Une benne à ordures pleine à craquer est appuyée contre le mur d’enceinte de l’école primaire Fatima Boucharek de Lakhdaria, les occupants des logements de fonction bien plus que les élèves quittant les lieux après 16h00, passent des moments durs à longueur de journée.
L’établissement scolaire Fatima Boucharek est situé au fond de l’impasse accueillant la Direction des Impôts de Lakhdaria, une voie sans issue partant de la rue très affluente de Nakib Si Abdellah.

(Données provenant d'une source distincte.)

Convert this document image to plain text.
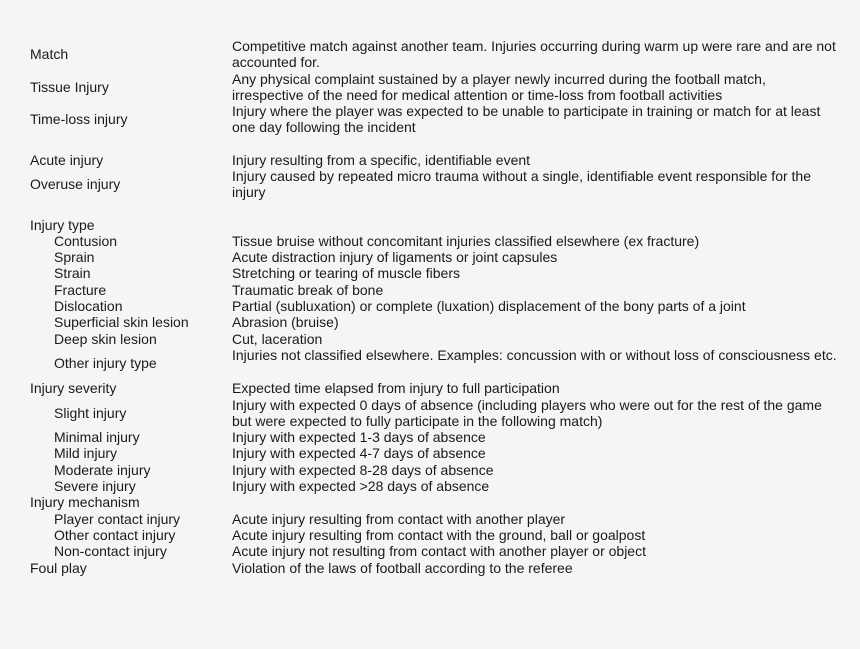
Match	Competitive match against another team. Injuries occurring during warm up were rare and are not accounted for.
Tissue Injury	Any physical complaint sustained by a player newly incurred during the football match, irrespective of the need for medical attention or time-loss from football activities
Time-loss injury	Injury where the player was expected to be unable to participate in training or match for at least one day following the incident
Acute injury	Injury resulting from a specific, identifiable event
Overuse injury	Injury caused by repeated micro trauma without a single, identifiable event responsible for the injury
Injury type
Contusion	Tissue bruise without concomitant injuries classified elsewhere (ex fracture)
Sprain	Acute distraction injury of ligaments or joint capsules
Strain	Stretching or tearing of muscle fibers
Fracture	Traumatic break of bone
Dislocation	Partial (subluxation) or complete (luxation) displacement of the bony parts of a joint
Superficial skin lesion	Abrasion (bruise)
Deep skin lesion	Cut, laceration
Other injury type	Injuries not classified elsewhere. Examples: concussion with or without loss of consciousness etc.
Injury severity	Expected time elapsed from injury to full participation
Slight injury	Injury with expected 0 days of absence (including players who were out for the rest of the game but were expected to fully participate in the following match)
Minimal injury	Injury with expected 1-3 days of absence
Mild injury	Injury with expected 4-7 days of absence
Moderate injury	Injury with expected 8-28 days of absence
Severe injury	Injury with expected >28 days of absence
Injury mechanism
Player contact injury	Acute injury resulting from contact with another player
Other contact injury	Acute injury resulting from contact with the ground, ball or goalpost
Non-contact injury	Acute injury not resulting from contact with another player or object
Foul play	Violation of the laws of football according to the referee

Lorsque la montre marque 11h00 disent les locataires, la benne déborde, les ordures glissent vers le sol et restent ainsi jusqu’au lendemain. Ils désignent du doigt les vendeurs du marché Djeninat accédant jusqu’à l’impasse par les portes des arrières-boutiques : “Les classes proches de la benne à ordures recevant les 1er et 2ème AF, leurs vitres sont fermées en raison du climat régnant à l’extérieur,’’ dira un résidant. Bien entendu, les locataires ont réagi à plusieurs reprises devant cet état de fait, dans l’une des actions entreprises, ceux-ci ont d’abord laissé le soin à l’académie de Bouira de saisir les pouvoirs publics à ce sujet, et dans l’autre, rapporte un fonctionnaire, ‘’nous avons rédigé une pétition mais cela n’a pas abouti…’’. Voulant dire qu’au moment de passer à la signature de la pétition, plusieurs personnes se sont rétractées.

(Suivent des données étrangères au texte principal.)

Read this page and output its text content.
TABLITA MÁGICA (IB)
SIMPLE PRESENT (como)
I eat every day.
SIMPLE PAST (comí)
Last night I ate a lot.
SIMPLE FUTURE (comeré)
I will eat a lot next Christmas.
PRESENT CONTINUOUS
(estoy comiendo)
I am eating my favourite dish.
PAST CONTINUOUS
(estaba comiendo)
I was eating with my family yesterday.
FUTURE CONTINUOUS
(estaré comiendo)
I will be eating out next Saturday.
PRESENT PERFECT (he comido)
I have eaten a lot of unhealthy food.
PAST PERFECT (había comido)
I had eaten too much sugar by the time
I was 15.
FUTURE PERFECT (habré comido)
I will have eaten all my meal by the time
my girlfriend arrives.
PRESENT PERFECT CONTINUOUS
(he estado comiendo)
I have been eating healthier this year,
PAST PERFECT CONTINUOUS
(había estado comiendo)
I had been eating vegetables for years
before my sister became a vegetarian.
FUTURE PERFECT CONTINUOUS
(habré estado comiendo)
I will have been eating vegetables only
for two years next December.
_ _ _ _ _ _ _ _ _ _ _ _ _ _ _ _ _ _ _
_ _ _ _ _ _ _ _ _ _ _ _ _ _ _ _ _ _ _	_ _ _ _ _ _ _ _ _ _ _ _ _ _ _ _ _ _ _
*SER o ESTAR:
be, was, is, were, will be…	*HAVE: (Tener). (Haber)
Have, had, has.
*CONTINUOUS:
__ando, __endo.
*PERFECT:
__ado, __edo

Ainsi, bien du côté des principaux concernés, au niveau de la Direction de l’éducation, la solution de sortie de crise avancée était identique. Il a été suggéré aux commerçants de mettre leurs déchets dans des sacs poubelles et de les porter jusqu’à l’endroit de passage des éboueurs situé à quelques mètres de là sur la rue Nakib Si Abdellah. Pour l’heure, on continue toujours de déverser dans la benne même archipleine, un tas d’autres ordures jonchent à même le sol et les classes avoisinantes gardent encore les fenêtres closes.